When I started my new teaching job this fall, I told myself that it wouldn't be like being a new teacher again. Those six years of experience would provide a kind of lifejacket to keep me safely afloat above the treacherous waters of Being New. As it turns out, Being New is Being New -- experienced or not. Once again, grading and lesson planning are eating up all of my personal time, and my job extends well beyond the 40 hours per week allotted for it. I rarely spend meaningful time with my husband, and I squeeze in a quick visit with my parents once a week if I'm lucky, in spite of the fact that that they live only a few short miles from my new school. I know that next year will be easier, and the year after that will be easier still, but this year is very, very hard.
This year, I am Scrooge, locked away in my office, hard at work while the world is out to rejoice in the splendor of the Christmas season and the three feet of snow that have effectively shut down our normally busy city. So, as it has been for the previous 4+ years, my New Year's resolution is to create more balance in my life, to make more time. But, just when I thought that I might actually be coming close to making strides toward that end in my old life in San Diego, we decided to uproot our lives and start all over again in a new life that feels very far away. In other words, back to the energy-sucking chaos of Square One.
Like most dedicated teachers, I battle feelings of guilt and inadequacy even on my best of days, so on the days (weeks, months, years...) when I feel overwhelmed, those feelings become amplified. On these occasions, I seriously long for a new line of work, one that I can actually master. Sometimes I envy the administrative assistants with the perfectly organized files and the mail carriers with their down-pat systems for distributing their letters and packages. I don't mean to suggest that either of these positions are in any way easier than my own; I'm certain that they come with their own sets of challenges and frustrations, but I envy the way in which they lend themselves to systematizing. I will never have teaching "down cold;" I will never master it or learn it or develop it to the point that it becomes routine, and, thus, I will always be striving. Inherent within striving is a feeling of failure, or, at the very least, a feeling of being incomplete or unfinished. I think, sometimes, that I am just too Type A to be able to live in this kind of work with any degree of comfort.
Of course, I know from experience that my teaching life will get easier as I become more familiar with the curriculum, the standards, the expectations. But, becoming familiar with these things requires patience, and patience is just what I feel short on these days. Starting over is hard, and starting over in every aspect of one's life, as moving necessitates, is draining. The holidays inspire talk of slowing down, appreciating life's small blessings, and I feel like a Scrooge for not being able to put on the brakes and just rest and enjoy, especially since so many of those Scrooge-esque tales are about those silly fools who don't realize that work is less important than family. But what if your work is about caring for and building up children, giving them the best of yourself? How to put it in perspective then?

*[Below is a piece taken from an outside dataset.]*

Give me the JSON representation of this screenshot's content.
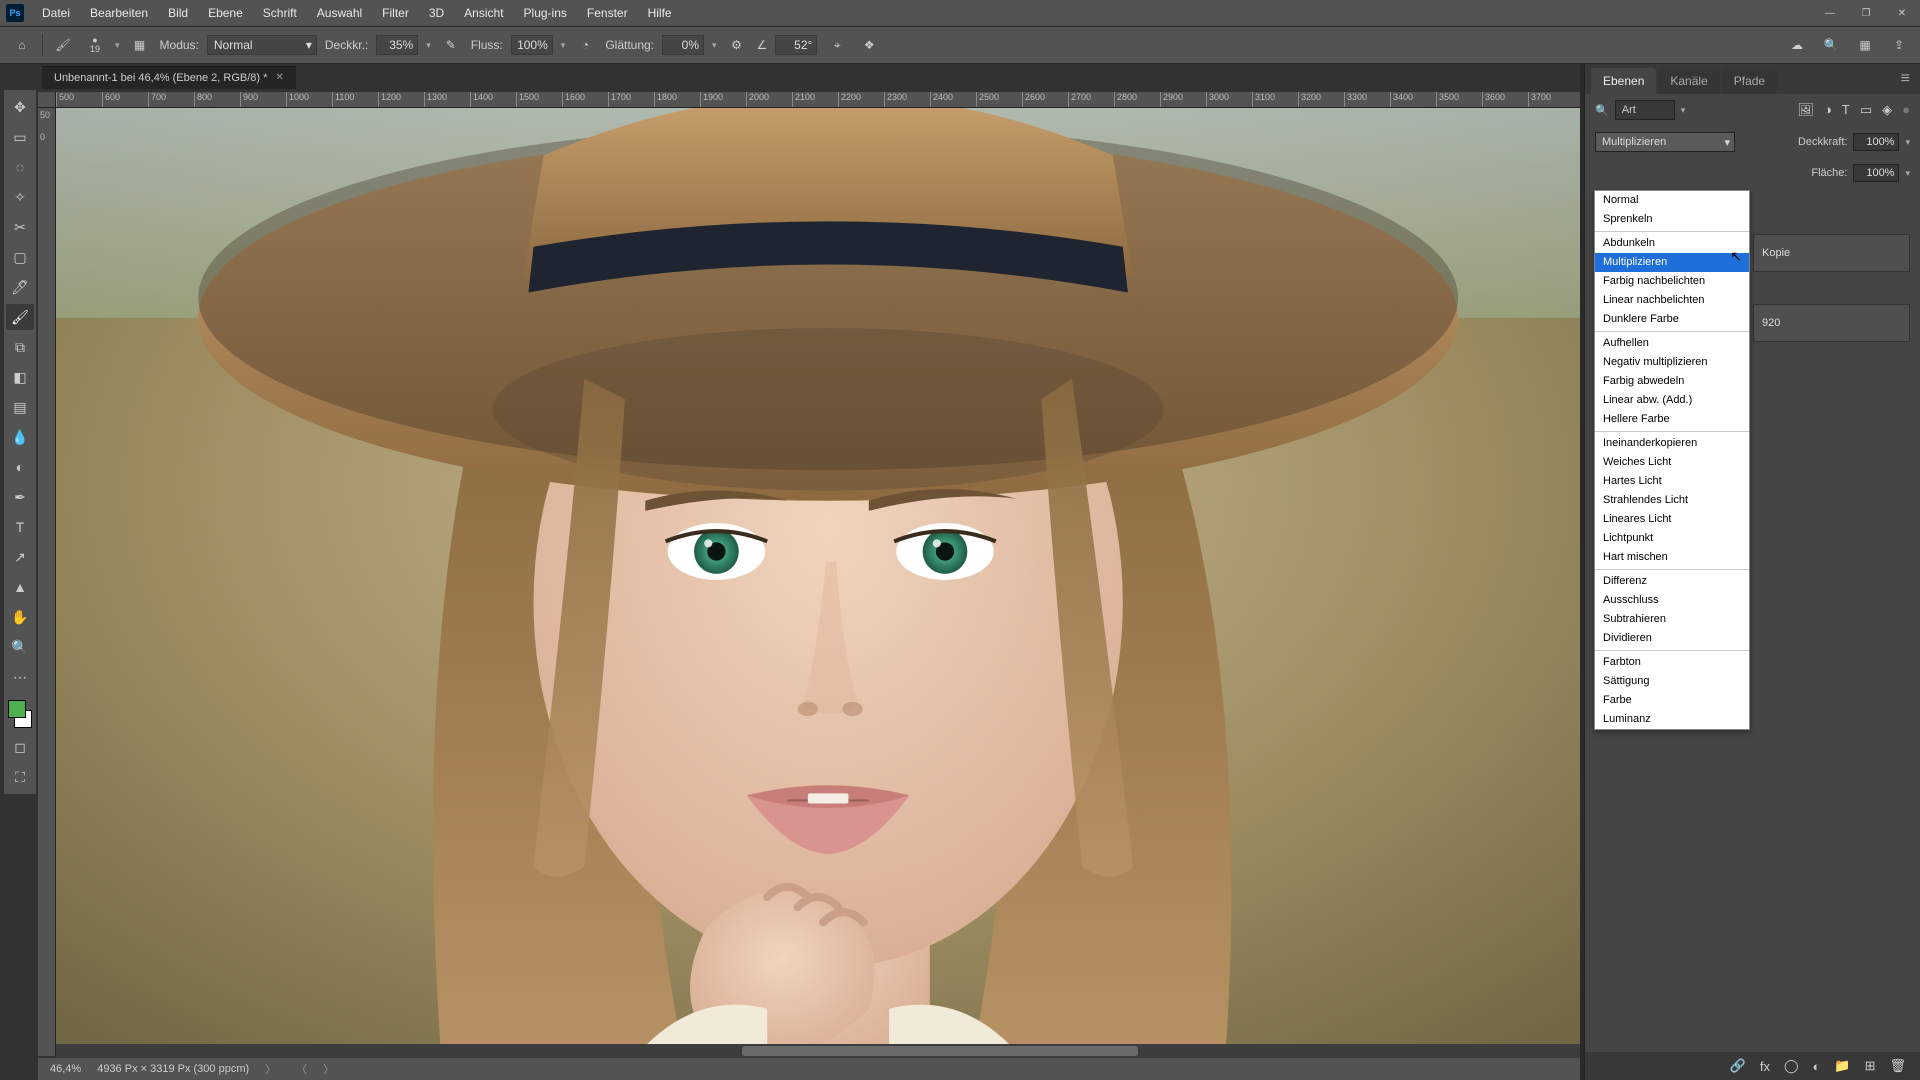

Balance, I know for sure, is the key. But it's so much easier to tell tales exalting its virtue than it is to create balance in the real world of so many worthy ways to spend one's time. And so I will strive, for yet another year, to locate that place where things are in equilibrium, where life swings pleasantly from side to side, allowing us enough time in each place to find at least a small bit of that ever-elusive thing called fulfillment.